Risks in Representing a West African City: Mapping 19th-Century Lagos

Saturday, January 6, 2018: 10:30 AM
Palladian Ballroom (Omni Shoreham)
Ademide J. Adelusi-Adeluyi, University of California, Riverside
In reconstructing the ways that coastal Africans imagined, manipulated and represented their lived spaces—their cities, towns and villages—in the nineteenth century, tools developed under the rubric of Digital Humanities help advance the analysis and interpretation of visual and textual sources. My presentation demonstrates how tools like ArcGIS and Adobe Illustrator can be used to explore the effects of the British bombardment of Lagos in 1851, looking in particular at how these tools, when paired with historical narrative, can shed light on an episode often understood as a simple matter of imperial aggression, a clear cut example of “gunboat imperialism.”

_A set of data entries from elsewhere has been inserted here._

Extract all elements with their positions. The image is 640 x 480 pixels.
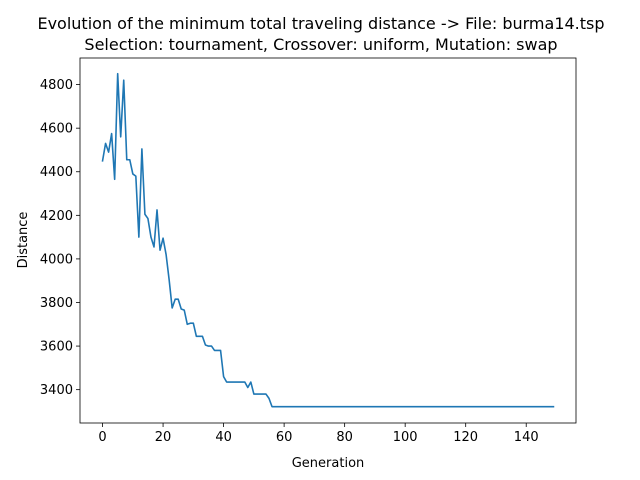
y-tick-label: 4000 [40, 252, 73, 267]
y-tick-label: 3600 [40, 340, 73, 355]
x-tick-label: 120 [453, 430, 478, 445]
y-tick-label: 4800 [40, 78, 73, 93]
x-tick-label: 40 [215, 430, 232, 445]
y-axis: 3400 3600 3800 4000 4200 4400 4600 4800 [40, 78, 80, 398]
x-tick-label: 100 [393, 430, 418, 445]
y-tick-label: 4200 [40, 209, 73, 224]
y-tick-label: 3800 [40, 296, 73, 311]
y-tick-label: 4400 [40, 165, 73, 180]
y-tick-label: 4600 [40, 122, 73, 137]
x-axis-label: Generation [292, 456, 365, 471]
x-tick-label: 80 [336, 430, 353, 445]
x-tick-label: 140 [514, 430, 539, 445]
x-tick-label: 20 [155, 430, 172, 445]
x-tick-label: 60 [276, 430, 293, 445]
series-line [101, 72, 555, 408]
x-tick-label: 0 [98, 430, 106, 445]
chart-title: Evolution of the minimum total traveling… [37, 14, 604, 33]
x-axis: 0 20 40 60 80 100 120 140 [98, 423, 539, 445]
plot-frame [79, 57, 577, 424]
y-axis-label: Distance [16, 212, 31, 269]
chart-subtitle: Selection: tournament, Crossover: unifor… [84, 35, 557, 54]
y-tick-label: 3400 [40, 383, 73, 398]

Rather, I look at the ways that the maps, travel narratives and surveys produced in the dual arts of conquest and cartography bring new insight into understanding the morphology of an African city. For historians of Africa, the excitement and possibilities triggered by using tools like ArcGIS is tempered by the questions of sources—how to re-interpret them, how to assemble them, and how to deal with the ever present questions of mediation and the masking of local agency. How does spatial analysis move us beyond well worn schemes that plot power along specific axes of race, space and technology? How can we use sources without re-inscribing old ways of seeing the world? How useful are these data-hungry tools in circumstances where empirical data is uneven or sparse? My paper addresses these and other challenges faced with decolonizing the tools of the Digital Humanities.